The new study – The Sharp End of Sustainability – presents the findings of global opinion research among over 2,860 business leaders and operational professionals, commissioned by Castrol in 14 markets to learn how the automotive, industrial, manufacturing and marine sectors are approaching the transition to a sustainable economy. Complementing Castrol’s own sustainability strategy, Castrol’s PATH360.
For these businesses, the research suggests that sustainability will be essential to commercial success: over three-quarters of business leaders (76%) and 68% of operational professionals in the study said that improving the sustainability of their business is key to meeting customer needs.
The study identified five key sustainability related learnings for business leaders and operational professionals, the people who will ultimately be tasked with turning strategy into action.
Rachel Bradley, Global Sustainability Director at Castrol said: “As the world works together to create a more sustainable economy, all companies – including Castrol, our clients and our suppliers – have a role to play. Reaching out across organisations, building connections between sectors, and sharing learnings across our networks will help us to move forward together.”
Learning One: Efficiency First
Almost three quarters (72%) of operational professionals in the study said that the most effective way to reduce carbon emissions is improving energy efficiency in their organisation.
The research showed that operational professionals believe that energy efficiency could be improved by a range of tactics, including:
- effective maintenance of equipment.
- engineered improvements including upgrades and modifications; and
- the implementation of new, more energy-efficient technologies.
Two-thirds of operational professionals said that energy efficient machinery is an important part of their organisation’s transition and 59% said that investing in new technology to improve energy efficiency will be an important part of any strategy for reducing emissions.
Learning Two: Make Data Work Harder
Over three-quarters of business leaders (76%) in the study believed their business needs to get better at managing data to inform the best areas to focus on to improve sustainability, and 82% believed their business could make better use of the data they have available to improve sustainability.
Learning Three: Waste Not, Want Not
The study revealed that 63% of business leaders have set waste reduction targets and 61% have set water reduction targets. Whilst 58% of operational professionals believe that waste reduction targets are important to their business, just 43% believed that water use reduction targets are important.

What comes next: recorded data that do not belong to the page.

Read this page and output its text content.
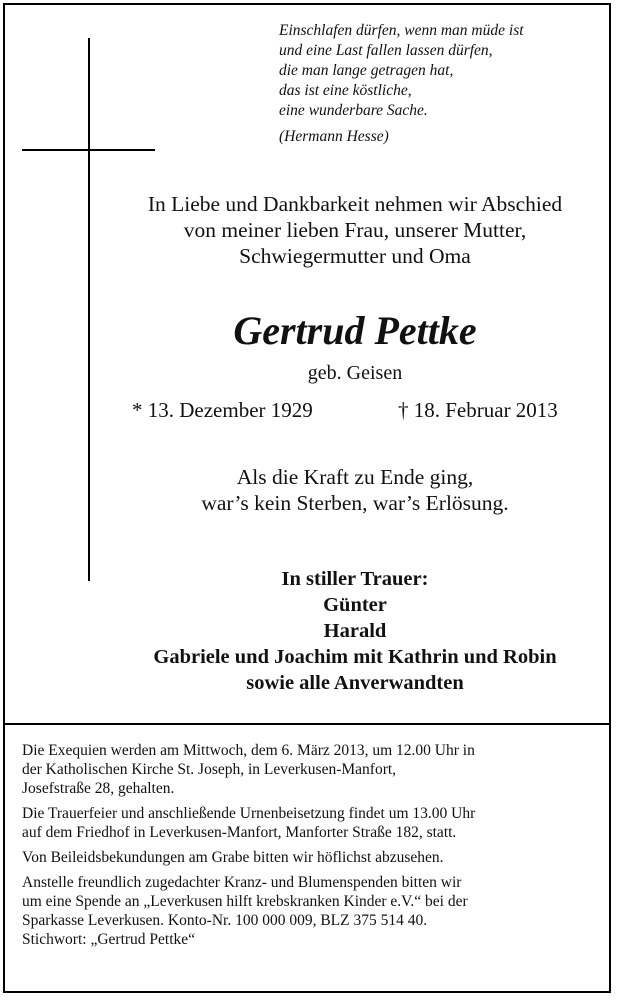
Einschlafen dürfen, wenn man müde ist
und eine Last fallen lassen dürfen,
die man lange getragen hat,
das ist eine köstliche,
eine wunderbare Sache.
(Hermann Hesse)
In Liebe und Dankbarkeit nehmen wir Abschied
von meiner lieben Frau, unserer Mutter,
Schwiegermutter und Oma
Gertrud Pettke
geb. Geisen
* 13. Dezember 1929	† 18. Februar 2013
Als die Kraft zu Ende ging,
war’s kein Sterben, war’s Erlösung.
In stiller Trauer:
Günter
Harald
Gabriele und Joachim mit Kathrin und Robin
sowie alle Anverwandten
Die Exequien werden am Mittwoch, dem 6. März 2013, um 12.00 Uhr in
der Katholischen Kirche St. Joseph, in Leverkusen-Manfort,
Josefstraße 28, gehalten.
Die Trauerfeier und anschließende Urnenbeisetzung findet um 13.00 Uhr
auf dem Friedhof in Leverkusen-Manfort, Manforter Straße 182, statt.
Von Beileidsbekundungen am Grabe bitten wir höflichst abzusehen.
Anstelle freundlich zugedachter Kranz- und Blumenspenden bitten wir
um eine Spende an „Leverkusen hilft krebskranken Kinder e.V.“ bei der
Sparkasse Leverkusen. Konto-Nr. 100 000 009, BLZ 375 514 40.
Stichwort: „Gertrud Pettke“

Learning Four: Sustainability Requires Participation
Business leaders participating in the study believed that an average of just 40% of their employees understand their sustainability strategy. The study also found that 46% of operational professionals who took part in the research believe that their organisation’s sustainability strategy is not being carried out on the ground.
Learning Five: Prove that Sustainability is a Priority
Although over two-thirds of business leaders (64%) in the study said that sustainability is at the core of everything their organisation does, the study shows that operational professionals surveyed believe that lack of leadership and vision is hindering progress. A lack of support for sustainability from the business’s leadership team (cited by 48% of operational professionals), not having clear targets (48%), a lack of clear business strategy for delivering sustainability (48%) and a lack of vision from business leadership (47%) were found to be the top barriers to sustainability for their business.
These five learnings provide valuable insight for business leaders in the automotive, industrial, manufacturing and marine sectors about embedding sustainability across their organisations.
This study was commissioned to complement Castrol’s overarching sustainability strategy, PATH360. PATH360 focuses on reducing carbon, saving waste, and working to improve people’s lives around the world as well as contributing to Castrol’s overall aim of becoming net zero by 2050 or sooner.